David Raffelt1, 2, J-Donald Tournier1, 3, Stuart Crozier4, Kathryn A. Ellis5, Ralph Martins6, Victor L. Villemagne, 37, Colin L. Masters7, David Ames8, Christopher C. Rowe3, Olivier Salvado2, Alan Connelly1, 3
1Brain Research Institute, Florey Neuroscience Institutes, Melbourne, VIC, Australia; 2The Australian E-Health Research Centre, CSIRO, Brisbane, QLD, Australia; 3Department of Medicine, University of Melbourne, Melbourne, VIC, Australia; 4Biomedical Engineering, School of ITEE, University of Queensland, Brisbane, QLD, Australia; 5Department of Psychiatry, University of Melbourne, Melbourne, VIC; 6Edith Cowan University, Centre of Excellence for Alzheimers Disease Research & Care, Joondalup, WA, Australia; 7The Mental Health Research Institute, University of Melbourne, Melbourne, VIC, Australia; 8Department of Radiology, University of Melbourne, Melbourne, VIC, Australia
In this work, we investigate Alzheimers Disease (AD) using a recently developed method for voxel-based analysis (VBA) of diffusion-weighted MRI called Apparent Fibre Density (AFD).

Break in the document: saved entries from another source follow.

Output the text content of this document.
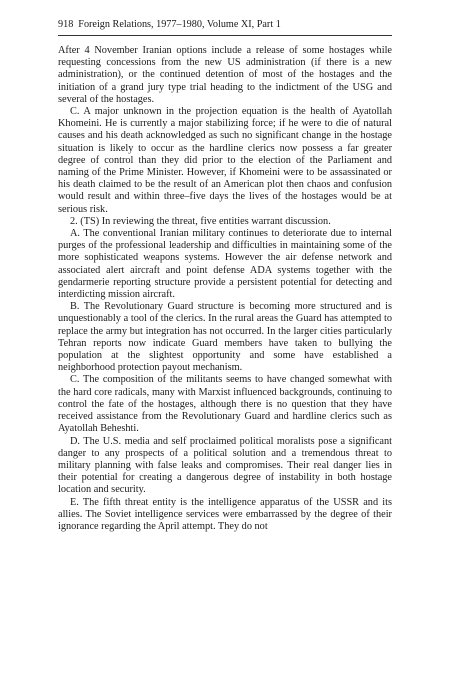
918 Foreign Relations, 1977–1980, Volume XI, Part 1

After 4 November Iranian options include a release of some hostages while requesting concessions from the new US administration (if there is a new administration), or the continued detention of most of the hostages and the initiation of a grand jury type trial heading to the indictment of the USG and several of the hostages.

C. A major unknown in the projection equation is the health of Ayatollah Khomeini. He is currently a major stabilizing force; if he were to die of natural causes and his death acknowledged as such no significant change in the hostage situation is likely to occur as the hardline clerics now possess a far greater degree of control than they did prior to the election of the Parliament and naming of the Prime Minister. However, if Khomeini were to be assassinated or his death claimed to be the result of an American plot then chaos and confusion would result and within three–five days the lives of the hostages would be at serious risk.

2. (TS) In reviewing the threat, five entities warrant discussion.

A. The conventional Iranian military continues to deteriorate due to internal purges of the professional leadership and difficulties in maintaining some of the more sophisticated weapons systems. However the air defense network and associated alert aircraft and point defense ADA systems together with the gendarmerie reporting structure provide a persistent potential for detecting and interdicting mission aircraft.

B. The Revolutionary Guard structure is becoming more structured and is unquestionably a tool of the clerics. In the rural areas the Guard has attempted to replace the army but integration has not occurred. In the larger cities particularly Tehran reports now indicate Guard members have taken to bullying the population at the slightest opportunity and some have established a neighborhood protection payout mechanism.

C. The composition of the militants seems to have changed somewhat with the hard core radicals, many with Marxist influenced backgrounds, continuing to control the fate of the hostages, although there is no question that they have received assistance from the Revolutionary Guard and hardline clerics such as Ayatollah Beheshti.

D. The U.S. media and self proclaimed political moralists pose a significant danger to any prospects of a political solution and a tremendous threat to military planning with false leaks and compromises. Their real danger lies in their potential for creating a dangerous degree of instability in both hostage location and security.

E. The fifth threat entity is the intelligence apparatus of the USSR and its allies. The Soviet intelligence services were embarrassed by the degree of their ignorance regarding the April attempt. They do not
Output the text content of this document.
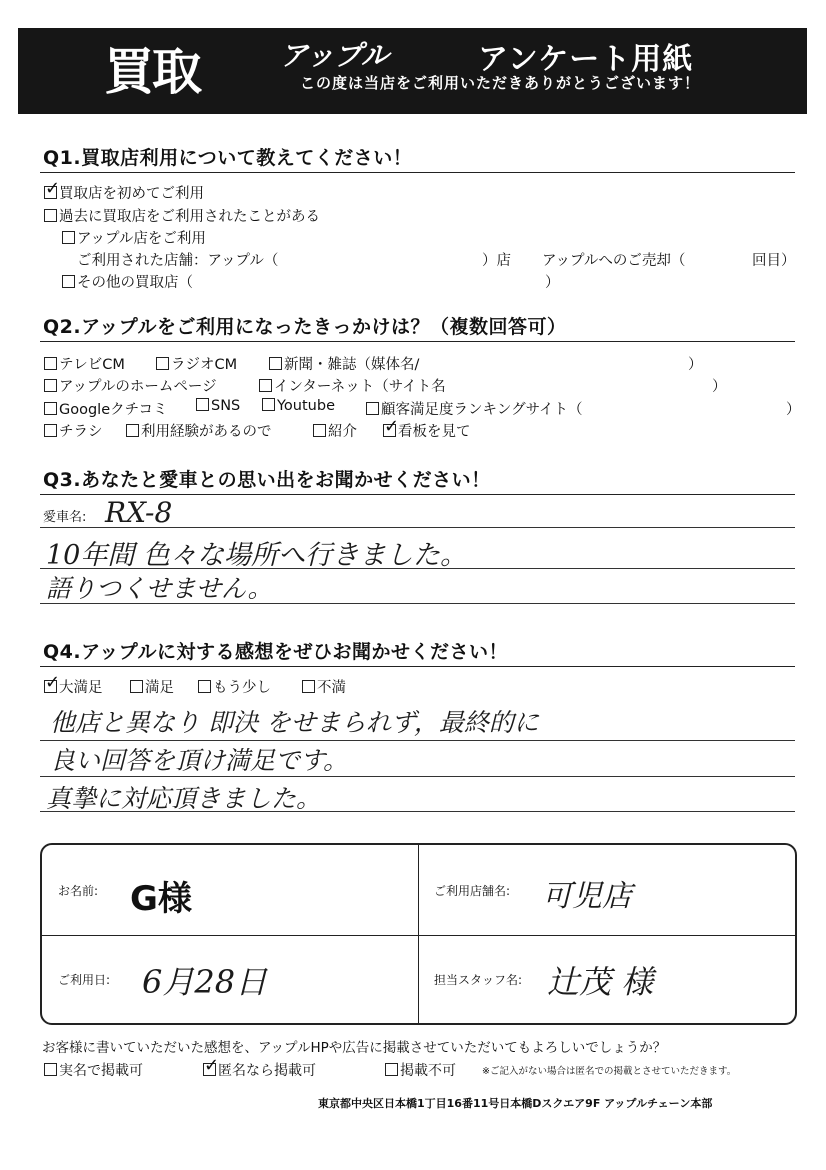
買取	アップル	アンケート用紙
この度は当店をご利用いただきありがとうございます！
Q1.買取店利用について教えてください！
✓買取店を初めてご利用
過去に買取店をご利用されたことがある
アップル店をご利用
ご利用された店舗：アップル（	）店 アップルへのご売却（	回目）
その他の買取店（	）
Q2.アップルをご利用になったきっかけは？（複数回答可）
テレビCM	ラジオCM	新聞・雑誌（媒体名/	）
アップルのホームページ	インターネット（サイト名	）
Googleクチコミ	SNS	Youtube	顧客満足度ランキングサイト（	）
チラシ	利用経験があるので	紹介 ✓	看板を見て
Q3.あなたと愛車との思い出をお聞かせください！
愛車名: RX-8
10年間 色々な場所へ行きました。
語りつくせません。
Q4.アップルに対する感想をぜひお聞かせください！
✓大満足	満足	もう少し	不満
他店と異なり 即決 をせまられず，最終的に
良い回答を頂け満足です。
真摯に対応頂きました。
お名前: G様	ご利用店舗名: 可児店
ご利用日: 6月28日	担当スタッフ名: 辻茂 様
お客様に書いていただいた感想を、アップルHPや広告に掲載させていただいてもよろしいでしょうか？
実名で掲載可 ✓	匿名なら掲載可	掲載不可	※ご記入がない場合は匿名での掲載とさせていただきます。
東京都中央区日本橋1丁目16番11号日本橋Dスクエア9F アップルチェーン本部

Unlike existing measures such as Fractional Anisotropy, AFD permits population differences to be localised in both the spatial and orientation domains. This enables pathology-induced changes to be attributed to a single fibre population in a region containing multiple fibres. Our findings demonstrate a significant decrease in AFD in AD patients compared to healthy subjects within voxels and orientations corresponding to the cingulum, corpus callosum, uncinate fasciculus, and superior longitudinal fasciculus and anterior commissure.